What happened

Shares of Stitch Fix (SFIX 0.46%) jumped 12.6% this week compared to where they closed last Friday, according to data from S&P Global Market Intelligence, after the online apparel subscription service received a ratings upgrade from Wall Street.

Last Friday, Wells Fargo (WFC -0.50%) analyst Ike Boruchow upgraded Stitch Fix to equal weight from underweight and set a $4 price target. That would represent a 14% gain from where the stock was trading just before the announcement. Stitch Fix shares are trading at $4.14 per share at 11:06 a.m. ET today.

Excited person opening a box.

Image source: Getty Images.

So what

While the analyst upgraded his view, his outlook for the subscription-based business seemed to be a backhanded compliment at best.

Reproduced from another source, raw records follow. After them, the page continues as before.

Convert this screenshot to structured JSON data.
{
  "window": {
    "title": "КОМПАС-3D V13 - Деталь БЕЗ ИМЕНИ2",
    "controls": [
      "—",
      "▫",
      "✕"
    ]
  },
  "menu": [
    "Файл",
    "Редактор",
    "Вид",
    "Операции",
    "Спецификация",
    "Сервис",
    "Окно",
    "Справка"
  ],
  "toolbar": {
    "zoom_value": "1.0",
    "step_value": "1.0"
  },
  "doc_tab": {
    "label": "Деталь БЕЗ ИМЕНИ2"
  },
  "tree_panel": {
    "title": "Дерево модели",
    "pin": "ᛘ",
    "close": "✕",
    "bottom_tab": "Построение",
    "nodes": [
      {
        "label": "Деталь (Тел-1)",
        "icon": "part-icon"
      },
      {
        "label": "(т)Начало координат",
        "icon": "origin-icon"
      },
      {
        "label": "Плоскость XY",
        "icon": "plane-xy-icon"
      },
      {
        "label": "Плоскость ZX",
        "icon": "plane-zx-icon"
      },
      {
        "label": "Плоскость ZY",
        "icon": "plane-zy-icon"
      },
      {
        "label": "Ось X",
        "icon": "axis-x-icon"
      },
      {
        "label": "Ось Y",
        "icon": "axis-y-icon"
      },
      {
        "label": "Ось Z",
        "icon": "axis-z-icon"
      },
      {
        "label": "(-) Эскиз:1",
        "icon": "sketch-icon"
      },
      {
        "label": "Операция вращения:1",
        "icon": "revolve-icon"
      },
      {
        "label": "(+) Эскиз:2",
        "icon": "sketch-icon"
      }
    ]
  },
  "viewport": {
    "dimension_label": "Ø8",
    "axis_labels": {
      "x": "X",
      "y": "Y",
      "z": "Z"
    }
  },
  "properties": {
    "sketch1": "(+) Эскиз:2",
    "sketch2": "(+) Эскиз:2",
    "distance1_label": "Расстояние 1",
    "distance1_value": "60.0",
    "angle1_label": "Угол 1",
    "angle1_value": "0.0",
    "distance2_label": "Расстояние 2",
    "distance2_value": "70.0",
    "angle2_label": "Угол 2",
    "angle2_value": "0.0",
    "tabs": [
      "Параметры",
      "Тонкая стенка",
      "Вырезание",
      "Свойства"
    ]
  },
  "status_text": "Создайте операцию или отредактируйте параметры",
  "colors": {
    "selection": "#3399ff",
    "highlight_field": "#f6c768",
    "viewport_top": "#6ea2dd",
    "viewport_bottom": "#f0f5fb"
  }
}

Boruchow noted Stitch Fix was coming off its worst year since the global financial crisis and had few catalysts for growth in 2023. Maybe he was thinking that things were so bad that this year could only look better in comparison, and the only way the business could go was up.

Boruchow also believed the best investors could hope for with the company's upcoming fourth-quarter results was an "OK" performance, and the first quarter wasn't looking particularly favorable, either. Makes you wonder why he didn't leave his previous rating untouched.

The problems plaguing Stitch Fix are the same as those facing the rest of the retail industry: Rampant inflation and elevated energy costs have consumers targeting where they spend their money. The difficulties are expected to carry over into the new year, and Stitch Fix is forecasting revenue to drop between 20% and 22% this quarter.

Now what

Last week, Stitch Fix announced that it was cutting 20% of its salaried jobs, the second round of layoffs in just a few months, and that the CEO was stepping down. Founder Katrina Lake returned as interim CEO.

It's not easy to operate a subscription-box service like Stitch Fix when consumers are being pinched. Not only does it have to sustain interest over time, but a nonessential service is one of the first things consumers will cut from the budget when it comes to choosing between food or fuel and fun extras.

All subscription services are having a similarly rough go of it, including Blue Apron (APRN), which delivers meal kits, and BarkBox (BARK), which focuses on dog toys and treats. And Stitch Fix didn't do much to help itself by confusing customers with its new Freestyle service, which allows them to purchase clothes directly from its site, thus undermining the subscription aspect of its business.

Shares of Stitch Fix have lost nearly 80% of their value from their high point over the past year.